Liar Paradox, The Three Laws of Logic are Intact
The Lair Paradox is used by skeptics to prove that The Three Fundamental Laws Of Logic are not certain, you can't be sure they are true. This discussion would start to talk about versions of the liar paradox, and the solutions that do not undermine the three laws. The three laws are Identity , Exluded Middle , And Noncontradiction. Identity is A=A, Exluded middle pV(-p), and Non Contradiction -(p=(-p)). I will start by the basic Liar Paradox , This Statement is False. The implication one might say is since its self refrence that leads to if false to be true then false etc.. The problem of such is what Arthur Prior put for is the very definition of a statement is that is is true. There is no more information by saying "This dog is a mammal" , and "This Statement is True and This dog is a mammal". A statements meaning is implicit by its definition. Just like how one may write 1=1.00000, the adition of the zeros add no new information. Therefore Since This statement is False is , in other words, This Statement is true and thiĀ³s statement is false, this no more than p=(-p), which is a contradiction, which is from ealier just not the case. There are others that I hope you guys could explain and as well make any claim against this one.
Comments (19)
The reason one cannot be certain that the 3 'laws of logic' are 'true' is that they are unproven. They are hypotheses, It is not even clear over what domain they are supposed to apply.
It may be that they apply in a strictly formal symbolic logical system, but that is all.
1. The below is false
2. The above is false
They can't both be true and they can't both be false. So which is true and which is false?
1. The below is false - This statement is false is false.
2. The above is false - This statement is false is false.
Well what do you mean by 'truth'? What has it got to do with the 'laws of logic'?
Well that is an interesting theory.

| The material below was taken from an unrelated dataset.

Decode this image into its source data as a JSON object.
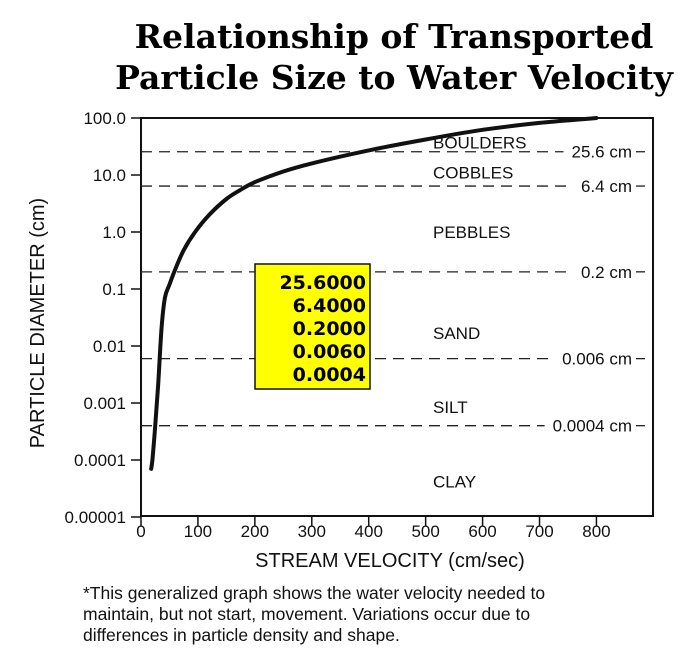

But not one that I would subscribe to. Logically speaking, your ascription of truth to such propositions is entirely illogical.
It comes down to the fact that truth is not contained within most logical systems. If you are going to incorporate truth into a logical system then it must be explicitly shown how this occurs.
So for example one might claim that all theorems of mathematics are true, albeit within the mathematical system. Then you could set up a meta system that takes the theorems of mathematics and tacks on the end the string of characters 'is true'. However this system is somewhat trivial as all it is doing is taking the theorems and labelling them as true.
So really the concept of 'truth' has no meaningful place in any logical system, it is superfluous to requirements; it serves no purpose.
To claim that the three laws are 'self-evident' does not constitute a proof. At best you can claim that they are axiomatic for the logical system for which they are axioms. Then you can claim, if you wish, that all axioms and theorems of that system are 'true', albeit only within that logical system.
Then the 3 laws can be used for symbolic manipulation within that system and the domain of the 3 laws is fully defined.
How did you get from "the below is false" to "this statement is false is false"? Using Prior's approach all we can say is that each statement affirms its own truth, and so all you can say is that "the below is false" means "this statement is true and the below is false" which isn't a contradiction.
I don't think you can substitute meaning like that. If I say "the next thing you say is true" and if the next thing you say is "Michael is awesome" it doesn't then follow that when I said "the next thing you say is true" I meant the same thing as "Michael is awesome".
Well in that case you are referring to an artificial truth, You can 'define' what you like, but then it is only applicable to the system to which you are referring. Why call it 'truth'? Why not 'boojum'?